We know this! These are the most important words in epistle lesson from First John today: “We know that we abide in him.” Right there in your lesson insert; find those words and read them with me . . . “We know that we abide in him.” Again – “We know that we abide in him.” One more time – “We know that we abide in him.” With feeling! “We KNOW that we abide in him.”

We know that we abide in him. We know that we are loved by God, and so we also must love.

The most important words in the reading from the Book of Acts today are right at the beginning lesson: “An angel of the Lord said to Philip, ‘Get up and go’.” All the rest there, that story about the Ethiopian Eunuch, that’s just an example; it’s window dressing. The important words are “Get up and go!” Can you say those words with me? “Get up and go!” I want you to turn to the person next to you; I want you to be an angel to that person; I want you to say to that person, “Get up and go!” Go on, now! Say to that person next to you, “Get up and go!”

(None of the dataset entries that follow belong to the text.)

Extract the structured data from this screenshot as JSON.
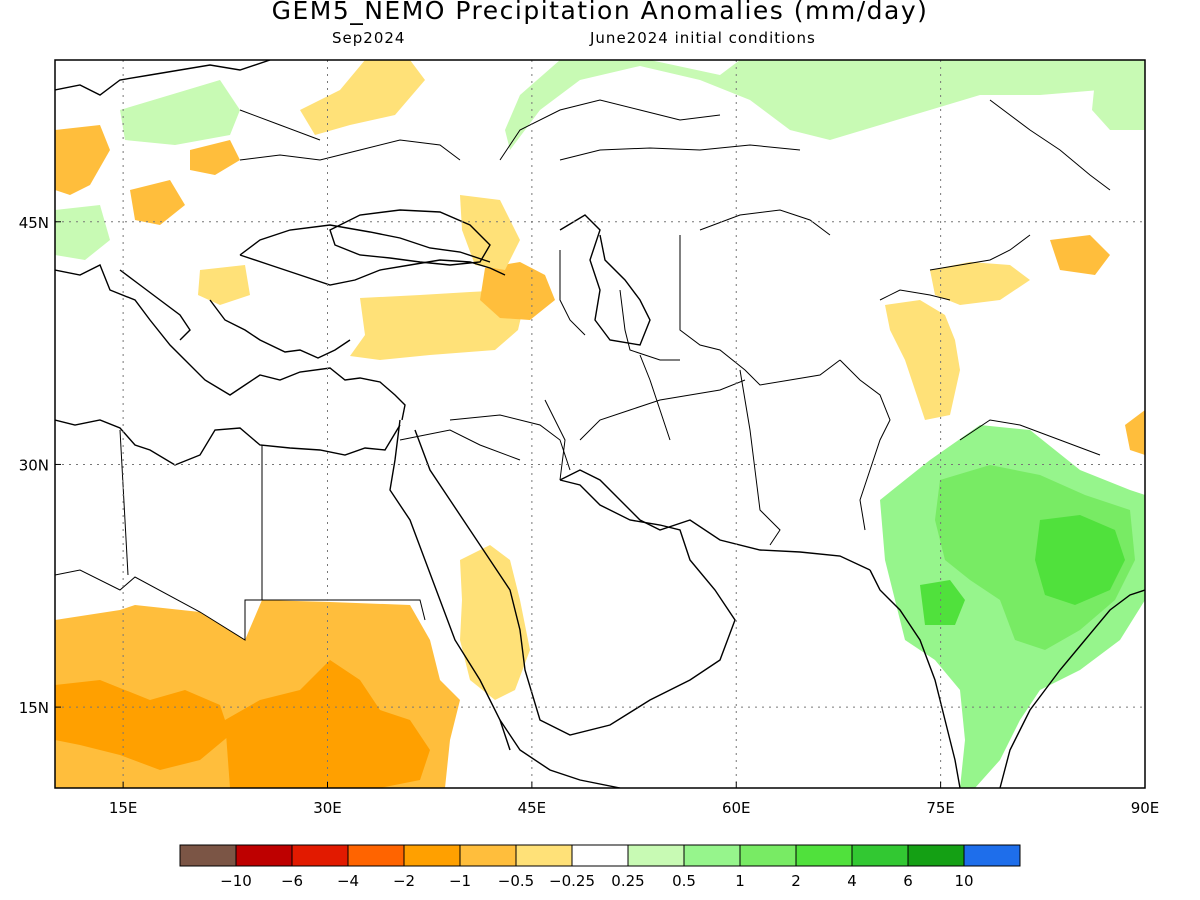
{
  "title": "GEM5_NEMO Precipitation Anomalies (mm/day)",
  "subtitle_left": "Sep2024",
  "subtitle_right": "June2024 initial conditions",
  "map": {
    "lon_range": [
      10,
      90
    ],
    "lat_range": [
      10,
      55
    ],
    "lon_ticks": [
      {
        "value": 15,
        "label": "15E"
      },
      {
        "value": 30,
        "label": "30E"
      },
      {
        "value": 45,
        "label": "45E"
      },
      {
        "value": 60,
        "label": "60E"
      },
      {
        "value": 75,
        "label": "75E"
      },
      {
        "value": 90,
        "label": "90E"
      }
    ],
    "lat_ticks": [
      {
        "value": 15,
        "label": "15N"
      },
      {
        "value": 30,
        "label": "30N"
      },
      {
        "value": 45,
        "label": "45N"
      }
    ],
    "grid": true,
    "grid_style": "dotted"
  },
  "colorbar": {
    "colors": [
      "#7b5545",
      "#be0000",
      "#e21a00",
      "#ff6400",
      "#ffa000",
      "#ffbe3c",
      "#ffe178",
      "#ffffff",
      "#c8fab4",
      "#96f58c",
      "#78eb64",
      "#50e13c",
      "#32c832",
      "#14a014",
      "#1e6eeb"
    ],
    "labels": [
      "−10",
      "−6",
      "−4",
      "−2",
      "−1",
      "−0.5",
      "−0.25",
      "0.25",
      "0.5",
      "1",
      "2",
      "4",
      "6",
      "10"
    ]
  },
  "anomaly_regions": [
    {
      "name": "central-africa-sahel",
      "level": "-1",
      "color": "#ffbe3c"
    },
    {
      "name": "sudan-ethiopia",
      "level": "-1",
      "color": "#ffbe3c"
    },
    {
      "name": "chad-core",
      "level": "-2",
      "color": "#ffa000"
    },
    {
      "name": "sudan-core",
      "level": "-2",
      "color": "#ffa000"
    },
    {
      "name": "anatolia",
      "level": "-0.5",
      "color": "#ffe178"
    },
    {
      "name": "caucasus",
      "level": "-1",
      "color": "#ffbe3c"
    },
    {
      "name": "arabian-west",
      "level": "-0.5",
      "color": "#ffe178"
    },
    {
      "name": "pakistan-kashmir",
      "level": "-0.5",
      "color": "#ffe178"
    },
    {
      "name": "western-china",
      "level": "-0.5",
      "color": "#ffe178"
    },
    {
      "name": "india-north",
      "level": "1",
      "color": "#96f58c"
    },
    {
      "name": "india-east",
      "level": "2",
      "color": "#78eb64"
    },
    {
      "name": "bengal-core",
      "level": "4",
      "color": "#50e13c"
    },
    {
      "name": "siberia-north",
      "level": "0.5",
      "color": "#c8fab4"
    },
    {
      "name": "europe-east-dry",
      "level": "-0.5",
      "color": "#ffe178"
    }
  ]
}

Get up and go! God’s love, our love must send us out, out of the church, out of our comfort zone, into the uncomfortable and unlovable circumstances around us. We must get up and go into places where love is absent; we must get up and go to people to whom love is simply unknown. To abide in Jesus, to be loved by God is to be given a mission, a mission to get up and go with what we know to those who cannot accept it, to the destitute, the broken, the lost, the hopeless; a mission to get up and go, not to tell them what we know, but to show them what we know, through our lives and by our actions. That is how and when we will bear fruit; that is how and when we will grow. Not merely to know that we abide in him, but to show that we abide in him!

We know … so get up and go … and show. Know, go, show! That is how we shall bear fruit and grow.

Let us pray:

Heavenly Father, you know our world is broken, sinful, and shameful, filled with hate and with pain. Because of that brokenness and pain Brenda, and Mary-Marguerite, and Douglas died. Because of that brokenness and pain your Son our Savior Jesus Christ died. But in him you showed us that your love and your life know no bounds, are held back by no obstacles, not even death. Give us the faith to know that we abide in him, the faith to get up and go, the faith to show love even to the least lovable of people, in the least lovable of places, at the least lovable of times; Lord, give us the faith to know, to go, and to show, that we may bear fruit and grow, through Jesus Christ our Lord. Amen.

2 Comments

  1. Jana Arkell

    Really enjoyed reading your message! Working lately on the “go”. Miss our “talks” from long ago.

  2. eric

    Thanks, Jana. Hope you are well!